DEV Community

Cover image for Where Does My Code Run? - Compilers, Interpreters, Transpilers and Virtual Machines
Alex Merced
Alex Merced

Posted on

Where Does My Code Run? - Compilers, Interpreters, Transpilers and Virtual Machines

Machine Code

Bottom Line, all code will at some point become machine code. Machine Code (This the matrix movies) is the only code a machine understands, anything other than Machine Code is an abstraction.

  • Abstraction: An implementation that makes working with something more complicated, simpler.

Machine Code changes based on the processor and other aspects of the computer architecture. The operating system is designed to help abstract the architecture and give you a uniform platform to use a computer from multiple architectures and differing hardware (Intel, AMD, ARM).

** The Top Operating Systems **

  • Windows
  • Linux (Unix Based)
  • MacOS (Unix Based)

Every piece of hardware needs drivers to be useable within an operating system.

Drivers: Software that allows an operating system to know how to use different hardware like webcams, printers, etc.

At the end of the day... it all becomes machine code.

High level vs Low-Level languages

  • ** Low-Level Programming Languages:** These are languages that closer to Machine Code, these are usually compiled languages like C and C++. These languages often have fewer built-in data structures and lean more heavily on manual memory management. Rust is a newer language aiming to provide a modern low-level language. The benefit of a lower-level language they will be faster since there is more granular control, but with the downside that it requires a lot more programming to do simple tasks.

  • Higher Level Programming Languages: These are languages that abstract many of the complexities such as creating data structures and managing memory. Languages like Python, Javascript, Ruby, PHP, and many more fall into this category with many data structures available and easily manipulated out of the box and memory management automated via a garbage collector.

Compiled vs Interpreted

  • Compiled: Languages like C, C++, Rust, GO, OCAML, and more are compiled to native code (machine code), then the compiled executable is run. Since those who are executing the compiled code don't have to wait for the translation of the code to machine language, the end program runs faster. Although, since the compiler needs code to be explicit as possible (Static Typing) to help understand how to construct the program, these languages often require typing.

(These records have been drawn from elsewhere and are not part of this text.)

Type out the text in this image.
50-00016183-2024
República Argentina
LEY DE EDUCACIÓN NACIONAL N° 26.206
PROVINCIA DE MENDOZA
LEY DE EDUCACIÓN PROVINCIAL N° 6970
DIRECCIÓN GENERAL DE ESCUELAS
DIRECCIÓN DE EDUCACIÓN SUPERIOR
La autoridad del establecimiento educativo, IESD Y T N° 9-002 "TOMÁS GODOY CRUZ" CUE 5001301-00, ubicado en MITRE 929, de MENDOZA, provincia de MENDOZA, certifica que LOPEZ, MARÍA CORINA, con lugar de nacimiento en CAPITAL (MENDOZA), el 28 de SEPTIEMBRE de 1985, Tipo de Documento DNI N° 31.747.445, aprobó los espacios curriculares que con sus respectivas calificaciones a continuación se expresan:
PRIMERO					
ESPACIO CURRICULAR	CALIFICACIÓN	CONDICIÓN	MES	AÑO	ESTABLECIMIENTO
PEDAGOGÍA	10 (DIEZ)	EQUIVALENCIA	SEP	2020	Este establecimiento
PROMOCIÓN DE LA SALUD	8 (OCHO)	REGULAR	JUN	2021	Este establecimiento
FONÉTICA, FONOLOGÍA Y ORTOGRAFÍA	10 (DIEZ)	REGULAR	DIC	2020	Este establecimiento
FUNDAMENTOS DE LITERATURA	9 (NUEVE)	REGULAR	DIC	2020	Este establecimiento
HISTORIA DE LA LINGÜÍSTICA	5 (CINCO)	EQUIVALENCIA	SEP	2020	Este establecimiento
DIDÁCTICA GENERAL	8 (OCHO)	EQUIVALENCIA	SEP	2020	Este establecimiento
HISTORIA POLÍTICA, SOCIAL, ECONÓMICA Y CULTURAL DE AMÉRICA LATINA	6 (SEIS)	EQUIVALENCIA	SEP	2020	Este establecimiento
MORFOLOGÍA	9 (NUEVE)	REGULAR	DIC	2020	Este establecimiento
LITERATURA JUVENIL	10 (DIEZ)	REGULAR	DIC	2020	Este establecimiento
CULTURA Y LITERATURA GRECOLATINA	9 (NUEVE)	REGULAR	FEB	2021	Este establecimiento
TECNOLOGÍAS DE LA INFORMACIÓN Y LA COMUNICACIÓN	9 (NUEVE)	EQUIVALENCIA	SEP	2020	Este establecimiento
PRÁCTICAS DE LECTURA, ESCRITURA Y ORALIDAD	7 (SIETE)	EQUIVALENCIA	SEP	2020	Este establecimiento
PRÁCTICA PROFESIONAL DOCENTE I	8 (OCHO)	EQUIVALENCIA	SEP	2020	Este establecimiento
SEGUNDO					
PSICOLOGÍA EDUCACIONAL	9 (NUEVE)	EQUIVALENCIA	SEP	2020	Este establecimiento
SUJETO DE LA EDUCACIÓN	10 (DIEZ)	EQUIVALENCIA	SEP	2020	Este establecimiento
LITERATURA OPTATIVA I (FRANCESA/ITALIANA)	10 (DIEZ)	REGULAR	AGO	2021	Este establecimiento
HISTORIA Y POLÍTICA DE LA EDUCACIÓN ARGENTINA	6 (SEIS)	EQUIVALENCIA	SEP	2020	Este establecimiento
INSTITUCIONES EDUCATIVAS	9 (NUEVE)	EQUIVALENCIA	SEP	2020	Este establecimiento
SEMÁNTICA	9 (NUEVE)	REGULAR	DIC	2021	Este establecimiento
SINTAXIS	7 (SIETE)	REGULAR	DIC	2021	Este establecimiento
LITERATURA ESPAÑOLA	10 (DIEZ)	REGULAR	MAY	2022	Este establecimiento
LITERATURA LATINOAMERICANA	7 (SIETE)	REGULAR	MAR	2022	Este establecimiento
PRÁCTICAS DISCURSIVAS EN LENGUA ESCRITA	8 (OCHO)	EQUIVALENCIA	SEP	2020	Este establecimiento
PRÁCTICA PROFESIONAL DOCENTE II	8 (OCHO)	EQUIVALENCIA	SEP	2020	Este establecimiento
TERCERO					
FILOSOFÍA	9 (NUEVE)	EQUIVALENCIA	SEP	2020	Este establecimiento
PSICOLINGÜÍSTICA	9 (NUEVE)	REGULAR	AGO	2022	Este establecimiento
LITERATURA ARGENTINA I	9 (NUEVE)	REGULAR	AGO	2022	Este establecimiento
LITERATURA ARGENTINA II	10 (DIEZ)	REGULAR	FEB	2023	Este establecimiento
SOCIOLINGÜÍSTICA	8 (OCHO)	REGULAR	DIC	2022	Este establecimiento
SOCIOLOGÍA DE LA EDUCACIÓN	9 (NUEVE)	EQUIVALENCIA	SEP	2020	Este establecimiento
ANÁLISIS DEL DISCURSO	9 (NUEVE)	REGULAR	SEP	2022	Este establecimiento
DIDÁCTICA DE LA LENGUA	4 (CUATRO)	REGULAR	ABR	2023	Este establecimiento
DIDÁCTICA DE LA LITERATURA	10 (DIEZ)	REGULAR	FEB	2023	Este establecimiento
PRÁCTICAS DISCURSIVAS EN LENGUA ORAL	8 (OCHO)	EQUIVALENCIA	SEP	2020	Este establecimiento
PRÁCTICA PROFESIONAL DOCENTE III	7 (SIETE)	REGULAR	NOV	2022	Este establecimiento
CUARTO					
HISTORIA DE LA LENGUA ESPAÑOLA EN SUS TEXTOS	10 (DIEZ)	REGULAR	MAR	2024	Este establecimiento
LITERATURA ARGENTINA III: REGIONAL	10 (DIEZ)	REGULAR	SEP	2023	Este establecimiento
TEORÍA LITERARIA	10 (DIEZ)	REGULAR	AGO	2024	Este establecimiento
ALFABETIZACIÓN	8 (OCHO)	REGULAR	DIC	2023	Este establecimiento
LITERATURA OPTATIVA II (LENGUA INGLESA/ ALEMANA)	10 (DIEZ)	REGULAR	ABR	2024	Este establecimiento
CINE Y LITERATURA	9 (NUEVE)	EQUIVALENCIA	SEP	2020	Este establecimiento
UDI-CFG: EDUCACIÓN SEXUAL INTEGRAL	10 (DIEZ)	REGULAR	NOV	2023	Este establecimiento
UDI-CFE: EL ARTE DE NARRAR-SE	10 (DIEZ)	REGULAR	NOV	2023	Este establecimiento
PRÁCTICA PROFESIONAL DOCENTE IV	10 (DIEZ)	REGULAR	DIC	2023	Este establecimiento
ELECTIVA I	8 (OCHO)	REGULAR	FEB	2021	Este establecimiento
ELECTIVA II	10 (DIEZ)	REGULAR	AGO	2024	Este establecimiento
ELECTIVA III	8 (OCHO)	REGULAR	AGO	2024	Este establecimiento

TYPING: The Practice of explicitly stating what type of data variables will hold, functions will take as parameter and functions will return. Static typing requires the prior declaration of data types of these values, dynamic typing will imply the data type once a value has been stored.

  • Interpreted: An interpreted language is translated into machine code and immediately executed. Python, Ruby, and Javascript when used as a scripting language are interpreted. You run a python file, the python interpreter translates the code to native code then runs the code. The benefits are you don't have to recompile for different operating systems, long as you have the interpreter on your machine. The cost is translating the code on every execution can have hits to speed for larger applications.

Transpilation

Transpilation is when instead of compiling code to native code, you are compiling the code into a different language which may then be interpreted or compiled into machine code.

Probably the most well known transpiled language is Typescript. Typescript is transpiled into javascript which is then interpreted by the browser, node or deno. Since javascript has been the only language web browsers understand (until the very recent introduction of Web Assembly), many have created languages that transpile to javascript like ReScript and CoffeeScript.

Virtual Machines

The most well-known language to take this approach is Java with its Java Virtual Machine (JVM). The idea is to create a virtual computer that can run on any hardware. Code is compiled into a format that the virtual computer can read (Java bytecode). So you can write a codebase, and compile it once and have it run anywhere cause it runs in the virtual machine. So you get the speed of compilation without the need to recompile it multiple times. Signified in Javas famous slogan, "Write Once, Run Anywhere"

Since Java many existing and new languages got Java Bytecode compilers such as Clojure, Groovy, Haxe, Scheme, Scala, Kotlin, Ballerina and many more.

The Java Virtual Machine isn't the only player in town:

  • The Graal VM
  • The Erlang VM
  • LLVM

All have their own suite of languages that compile to their bytecode.

Bottom Line

All code becomes machine code at the end of the day but it may travel between several layers of abstraction to get there. With the growing speed of computers, the cost of these abstractions are less and less of a concern but still important to understand.